Coquille d'escargot et labyrinthe

Dévoiler l'invisible, fouiller les interstices, tamiser le sombre, rapporter le sourd récit des insomnies, inscrire les sensations dans la mémoire, c'est là le dernier pouvoir du poète, son illusion secrète et vitale. Nous rendre intelligible à nous-mêmes.

Parfois la gloire le rattrape, le fait Nobel et le rend universel, comme Tomas Tranströmer. On le découvre, on entend sa voix, on aime ce qu'elle dit, une nouvelle pièce du puzzle est trouvée...

Il arrive, mais rarement

que l'un de nous voie vraiment l'autre :

quelqu'un apparaît un instant

comme sur une photographie, mais plus distinctement,

avec à l'arrière-plan,

quelque chose de plus grand que son ombre.

Il se tient debout devant une montagne.

C'est davantage une coquille d'escargot qu'une montagne.

C'est davantage une maison qu'une coquille d'escargot.

Ce n'est pas une maison mais cela a beaucoup de chambres.

C'est indistinct, mais subjuguant.

Il naît dans cette coquille, et elle naît en lui.

C'est sa vie, c'est son labyrinthe.

25/03/2012

Ciao Tabucchi...

Cette journée baignée de soleil ne pouvait donc être parfaite... Une mauvaise ombre s'est faufilée dans les rues... Antonio Tabucchi est parti, il n'existe désormais plus que dans cette rangée de petits volumes serrés sur l'étagère de la bibliothèque...  Les hommages et les commentaires sur son oeuvre ne manqueront certainement pas; ici, simplement il faut savoir qu'il est celui qui a présenté Fernando Pessoa à l'auteur de ces lignes, qui l'en remercie une dernière fois, profondément, et avec émotion...

Je descends et je me mets à marcher, les mains dans les poches, mon coeur bat, je ne sais pas pourquoi, peut-être est-ce l'effet d'une musique boîteuse qui sort de ce café, sans doute d'un vieux gramophone, c'est toujours une valse en fa ou un fado à l'accordéon, je pense : je suis ici et personne ne me connaît, je suis un visage anonyme parmi cette multitude de visages anonymes, je suis ici comme je pourrais être ailleurs, c'est la même chose, et cela me donne une grande peine et le sens d'une liberté belle et superflue, comme un amour refusé.
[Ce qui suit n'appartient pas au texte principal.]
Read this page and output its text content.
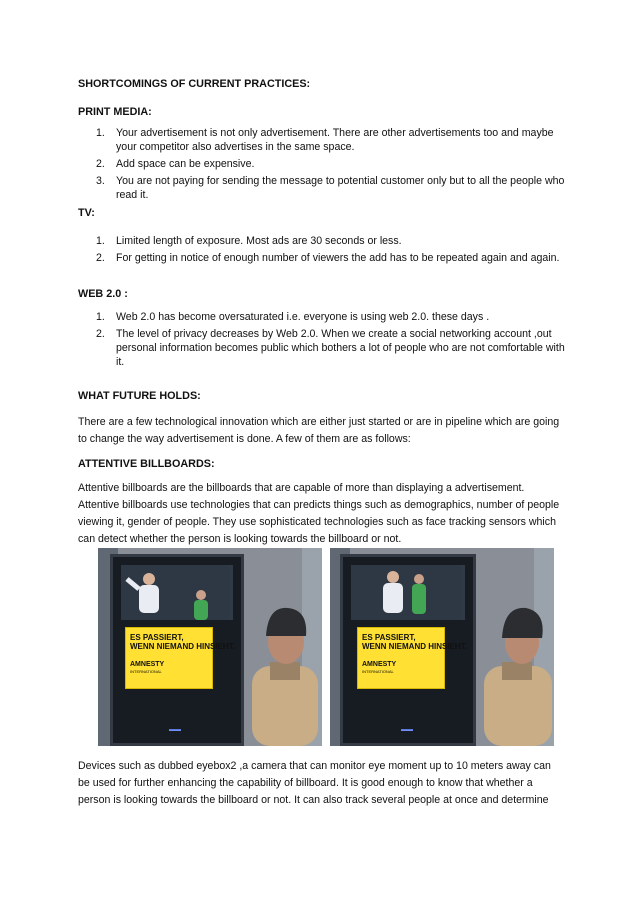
SHORTCOMINGS OF CURRENT PRACTICES:
PRINT MEDIA:
1. Your advertisement is not only advertisement. There are other advertisements too and maybe your competitor also advertises in the same space.
2. Add space can be expensive.
3. You are not paying for sending the message to potential customer only but to all the people who read it.
TV:
1. Limited length of exposure. Most ads are 30 seconds or less.
2. For getting in notice of enough number of viewers the add has to be repeated again and again.
WEB 2.0 :
1. Web 2.0 has become oversaturated i.e. everyone is using web 2.0. these days .
2. The level of privacy decreases by Web 2.0. When we create a social networking account ,out personal information becomes public which bothers a lot of people who are not comfortable with it.
WHAT FUTURE HOLDS:
There are a few technological innovation which are either just started or are in pipeline which are going to change the way advertisement is done. A few of them are as follows:
ATTENTIVE BILLBOARDS:
Attentive billboards are the billboards that are capable of more than displaying a advertisement. Attentive billboards use technologies that can predicts things such as demographics, number of people viewing it, gender of people. They use sophisticated technologies such as face tracking sensors which can detect whether the person is looking towards the billboard or not.
ES PASSIERT,
WENN NIEMAND HINSIEHT.

AMNESTY
INTERNATIONAL
▬▬
ES PASSIERT,
WENN NIEMAND HINSIEHT.

AMNESTY
INTERNATIONAL
▬▬
Devices such as dubbed eyebox2 ,a camera that can monitor eye moment up to 10 meters away can be used for further enhancing the capability of billboard. It is good enough to know that whether a person is looking towards the billboard or not. It can also track several people at once and determine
Extrait d'Anywhere out of the world dans le recueil Petits malentendus sans importance

17/03/2012

L'impossible

Des êtres poétiques inclassables et indispensables sont encore vie : Michel Butel est l'un d'entre eux. Homme de mots, créateur d'espérances, rêveur de papier, il vient d'enfourcher un nouveau cheval de bataille : un journal, L'Impossible, où notre monde, nos vies, les livres, les images, la politique, la poésie vont se chevaucher et se raconter, encore et encore. 20 ans après L'autre journal, Michel Butel est encore en vie et rêve encore : voici son message en guise d'éditorial du numéro 1, un poème... quelle folie, quelle merveille ! Suivons-le !

limpossible.jpgNous vivons sans savoir que nous vivons.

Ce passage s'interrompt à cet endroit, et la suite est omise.